Overseas callers calling Hong Kong are advised to use mobile phones or fixed-line phones instead of calling cards. But for callers from Taiwan and Japan, calling card services for calls to Hong Kong are normal.
So we still have to pay the normal fee for Broadband access, but we are being asked to reduce "non-essential" usage. Well, since 99% of most home Internet access is "non-essential", that should solve the problem, shouldn't it? I just look forward to a rebate from PCCW (I'd settle for 50%). Isn't that what OFTA should be working on? Don't they review the contingency plan that ISPs have in place for when something like this happens?
The problem, of course, is that we have all got used to the Internet "just being there", and assume that geographical distance is no longer important (most Hong Kong blogs are hosted in the States or the UK, and normally no-one would even notice). Until now, of course.
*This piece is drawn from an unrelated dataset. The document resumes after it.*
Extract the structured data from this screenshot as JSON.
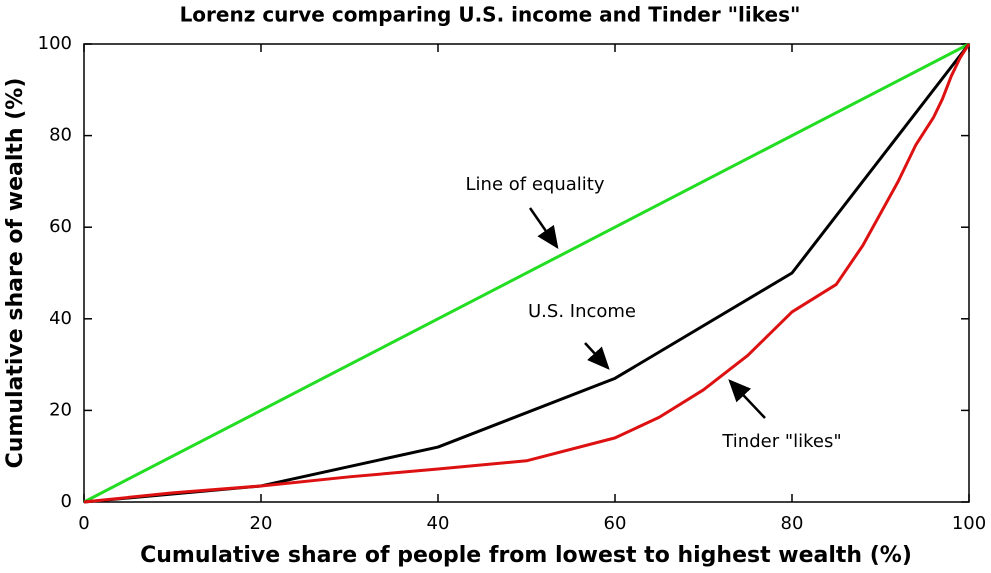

It's a minor inconvenience not to be able to read a blog, but a big problem for companies that rely upon systems that are accessed over the Internet. I suppose that most large companies do have some arrangements in place, but smaller companies probably don't, and some will have learned an expensive lesson. Mind you, problems getting on to the Internet are a perfect excuse for delaying payments to suppliers (and even paying salaries) - and at the Year End as well, so maybe it's not all bad.